Im Roman geht es vor allem darum, am Beispiel von Bacon aufzuzeigen, wie schwierig das Leben für queere Menschen in früheren Jahrhunderten war. S*x war zwar zu bekommen, aber jedes Mal mit vielen Gefahren verbunden. Auch Bacon riskiert im Roman fast sein Leben, als er die schnelle Befriedigung eines körperlichen Bedürfnisses sucht. An Liebe oder eine Beziehung zwischen Menschen des gleichen Geschlechts war nicht mal zu denken. Schließlich riskierte man, wenn man als “Sodomite” angeklagt wurde, die Verurteilung und sichere Hinrichtung. Deshalb nennt Bacon die Liebe ein “gefährliches Königreich”. Als er sich in George verliebt, phantasiert dieser, wie es wäre, wenn sie heterosexuelle Eheleute wären, ein einfacher “country husband and his wife”. Und tatsächlich ist es auch diese “Kuschelszene”, in der George diese Phantasie gesteht, die die Leser:innen mitten ins Herz treffen dürfte. Zwar durfte sich der König einen Liebhaber halten (er war der König), aber selbst für einen Staatsmann wie Bacon war eine Offenbarung der eigenen Homosexualität ein Ding der Unmöglichkeit. 

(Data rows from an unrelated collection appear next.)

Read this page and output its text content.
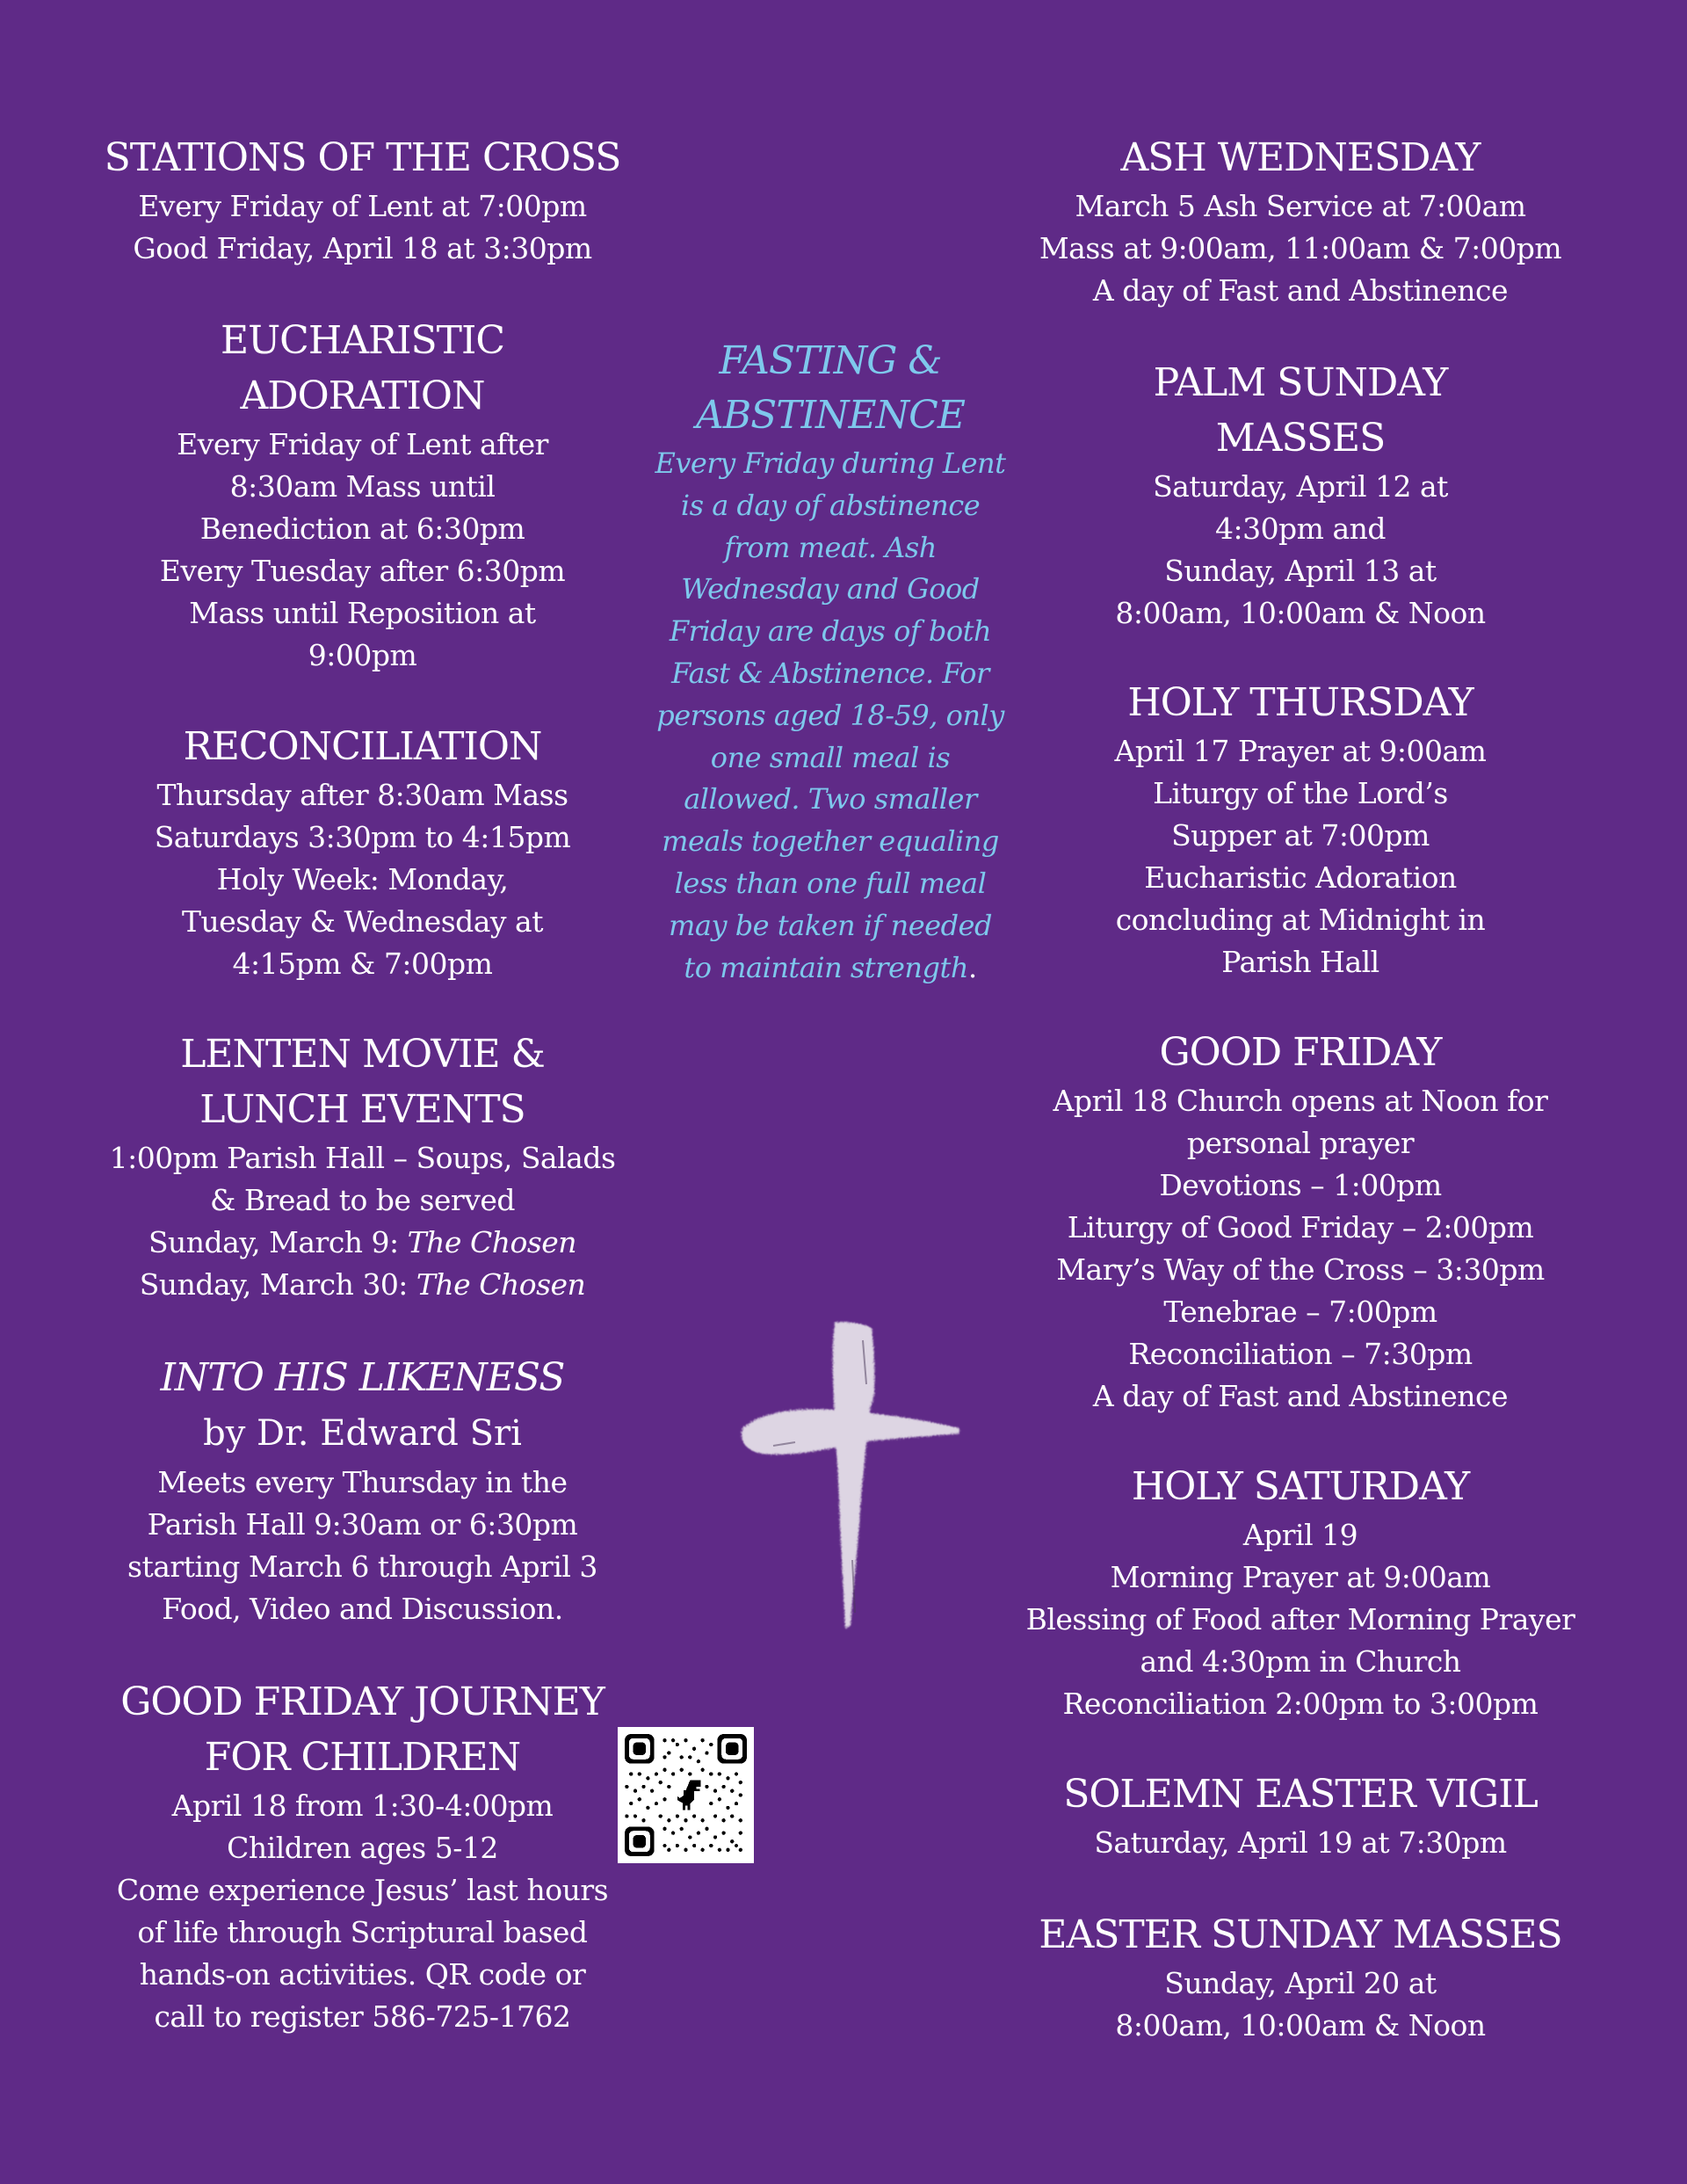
STATIONS OF THE CROSS

Every Friday of Lent at 7:00pm

Good Friday, April 18 at 3:30pm

EUCHARISTIC
ADORATION

Every Friday of Lent after

8:30am Mass until

Benediction at 6:30pm

Every Tuesday after 6:30pm

Mass until Reposition at

9:00pm

RECONCILIATION

Thursday after 8:30am Mass

Saturdays 3:30pm to 4:15pm

Holy Week: Monday,

Tuesday & Wednesday at

4:15pm & 7:00pm

LENTEN MOVIE &
LUNCH EVENTS

1:00pm Parish Hall – Soups, Salads

& Bread to be served

Sunday, March 9: The Chosen

Sunday, March 30: The Chosen

INTO HIS LIKENESS

by Dr. Edward Sri

Meets every Thursday in the

Parish Hall 9:30am or 6:30pm

starting March 6 through April 3

Food, Video and Discussion.

GOOD FRIDAY JOURNEY
FOR CHILDREN

April 18 from 1:30-4:00pm

Children ages 5-12

Come experience Jesus’ last hours

of life through Scriptural based

hands-on activities. QR code or

call to register 586-725-1762

FASTING &
ABSTINENCE

Every Friday during Lent

is a day of abstinence

from meat. Ash

Wednesday and Good

Friday are days of both

Fast & Abstinence. For

persons aged 18-59, only

one small meal is

allowed. Two smaller

meals together equaling

less than one full meal

may be taken if needed

to maintain strength.

ASH WEDNESDAY

March 5 Ash Service at 7:00am

Mass at 9:00am, 11:00am & 7:00pm

A day of Fast and Abstinence

PALM SUNDAY
MASSES

Saturday, April 12 at

4:30pm and

Sunday, April 13 at

8:00am, 10:00am & Noon

HOLY THURSDAY

April 17 Prayer at 9:00am

Liturgy of the Lord’s

Supper at 7:00pm

Eucharistic Adoration

concluding at Midnight in

Parish Hall

GOOD FRIDAY

April 18 Church opens at Noon for

personal prayer

Devotions – 1:00pm

Liturgy of Good Friday – 2:00pm

Mary’s Way of the Cross – 3:30pm

Tenebrae – 7:00pm

Reconciliation – 7:30pm

A day of Fast and Abstinence

HOLY SATURDAY

April 19

Morning Prayer at 9:00am

Blessing of Food after Morning Prayer

and 4:30pm in Church

Reconciliation 2:00pm to 3:00pm

SOLEMN EASTER VIGIL

Saturday, April 19 at 7:30pm

EASTER SUNDAY MASSES

Sunday, April 20 at

8:00am, 10:00am & Noon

Bei aller Tragik, bei allen Intrigen und Verbrechen gegen die Menschlichkeit (es gibt sogar ein Mordkomplott), die in diesem Buch beschrieben werden, vermittelt uns Blackmores Version von Bacon seine Geschichte in einem augenzwinkernd-selbstironischen Ton. Es gibt in diesem Roman Sätze, die haben fast schon das Niveau eines Aphorismus von Oscar Wilde, wenn Blackmore sie nicht bei ihm geklaut hat (“You never expect beautiful people to be funny.” S. 122). Außerdem werden die historischen Persönlichkeiten nicht wenig durch den Kakao gezogen. So ahmt Blackmore (Bacon) den schottischen Slang von James I. (“Beicon, there ye fucking are!”, S. 11) so herrlich nach, dass ich innerlich oft Tränen gelacht habe. Als Shakespeare-Fan kann ich allerdings Bacons Abneigung gegen den “Bard” nicht teilen. Shakespeare wird bei ihm als wenig schlagfertiger Bühnenschreiberling dargestellt, sein Zeit- und Berufsgenosse Ben Johnson kommt da schon etwas besser weg.

Dieser historische Roman ist einfach ein Wechselbad der Gefühle mit einem ganz starken Protagonisten und Ich-Erzähler. Um es auf Englisch zu sagen (weil das auf Deutsch ziemlich merkwürdig klingen würde): I very much enjoyed myself while reading it. I hope you do, too.